Some types of depression run in families, although many people with depression have no known family history of the disease. Research indicates that environmental factors in combination with genetic factors increase an individual’s risk for depression. Environmental factors include trauma, loss of a loved one, physical illness, a difficult relationship, or any stressful situation.1
Depression is a disease of the brain. The brain MRIs of depressed patients look different in the areas involved with mood, thinking, sleep, appetite, and behavior.2 Women are 70% more likely to suffer from depression than are men, with an average age of onset at 32.3 Depression can also be affected by hormones, and is seen more often in women after giving birth and during menopause.

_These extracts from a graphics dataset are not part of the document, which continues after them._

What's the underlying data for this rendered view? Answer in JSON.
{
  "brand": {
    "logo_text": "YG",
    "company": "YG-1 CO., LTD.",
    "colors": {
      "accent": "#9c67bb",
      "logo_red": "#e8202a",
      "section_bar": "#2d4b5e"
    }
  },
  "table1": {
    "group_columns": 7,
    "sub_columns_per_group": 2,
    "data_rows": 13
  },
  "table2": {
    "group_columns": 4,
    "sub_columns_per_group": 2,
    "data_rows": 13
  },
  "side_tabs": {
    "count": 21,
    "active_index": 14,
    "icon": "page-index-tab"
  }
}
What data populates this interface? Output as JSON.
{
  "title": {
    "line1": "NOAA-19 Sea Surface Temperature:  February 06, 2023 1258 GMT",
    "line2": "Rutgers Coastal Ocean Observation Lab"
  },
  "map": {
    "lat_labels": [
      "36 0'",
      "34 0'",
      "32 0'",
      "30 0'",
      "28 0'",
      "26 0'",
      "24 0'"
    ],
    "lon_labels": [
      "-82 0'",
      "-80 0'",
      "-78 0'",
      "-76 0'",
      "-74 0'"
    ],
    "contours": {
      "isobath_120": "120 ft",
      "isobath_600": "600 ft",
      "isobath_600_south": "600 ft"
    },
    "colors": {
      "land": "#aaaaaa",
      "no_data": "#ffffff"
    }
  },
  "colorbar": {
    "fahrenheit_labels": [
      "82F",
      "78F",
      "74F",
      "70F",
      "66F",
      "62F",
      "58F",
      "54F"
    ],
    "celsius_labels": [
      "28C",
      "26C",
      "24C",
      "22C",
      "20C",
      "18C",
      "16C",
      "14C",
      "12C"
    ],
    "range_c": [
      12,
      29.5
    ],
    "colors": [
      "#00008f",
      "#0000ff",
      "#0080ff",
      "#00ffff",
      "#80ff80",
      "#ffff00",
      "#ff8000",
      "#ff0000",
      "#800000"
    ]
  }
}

Men and women may experience depression differently. Women are more likely to feel sad and worthless, with episodes of excessive guilt. Men are more likely to experience irritability and frustration.4 Patients suffering from depression are also at higher risk for the development of heart disease, stroke, and dementia.5 Depression can also follow a major illness. Up to 33% of heart attack patients eventually develop depression.6 The good news is that depression can be successfully treated. As with any illness, the earlier treatment is initiated, the better the outcome. Treatment typically consists of medication and/or psychotherapy. Most antidepressants work on adjusting the levels of neurotransmitters in the brain, particularly serotonin and norepinephrine.7
Unfortunately, when it comes to depression, admitting you have it can be difficult. We live in a society in which mental illness comes with a stigma. Numerous studies from around the world show a common belief that depression is a sign of personal weakness. Many employers would hesitate to hire a person suffering from a mental illness, and if you plan to run for public office, you can expect to lose some votes. Let’s face it: For a dentist, admitting you have depression publicly would not exactly be a practice builder. But letting your physician know about your symptoms is critical. With treatment modalities improving and HIIPA laws protecting your medical records, the benefits far outweigh the risks.
It is of interest to note that in a 2006 study published in the Journal of Nervous and Mental Disease, 24% of the first 37 presidents of the United States suffered from depression. John Adams, Thomas Jefferson, and Abraham Lincoln are included in this number. I don’t think we would classify any of these men as “weak willed”. According to writer Joshua Wolf, “Lincoln didn’t do great work because he solved the problem of his melancholy; the problem of his melancholy was all the more fuel for the fire of his great work”.8
It is time that dentistry brings the topic of depression out of the closet and encourages our colleagues who suffer from this disease to seek treatment. We need to make a conscious effort to move our profession out of the Top 10 in the suicide rankings.
1. National Institute of Mental Health: Depression.
2. Mayo Clinic: Depression.
3. NYTimes.com: Depression’s Upside, Jonah Lehrer. February 25, 2010.
4. CNN Living: Going Public With Depression. Kat Kinsman. CNN, Wednesday, August 22, 2012.
5. PubMed, U.S. National Library of Medicine, National Institutes of Health: High-Risk Occupations for Suicide. Roberts SE, Jaremin B, Lloyd K. Epub October 26, 2012.
6. Business Insider: The 19 Jobs Where You’re Most Likely to Kill Yourself. Gus Lubin. October 18, 2011.
7. Health Central: 7 Presidents Who Battled Depression. Merely Me, Health Guide, February 20, 2012.
8. American Heart Association: How Does Depression Affect the Heart. April 14, 2014.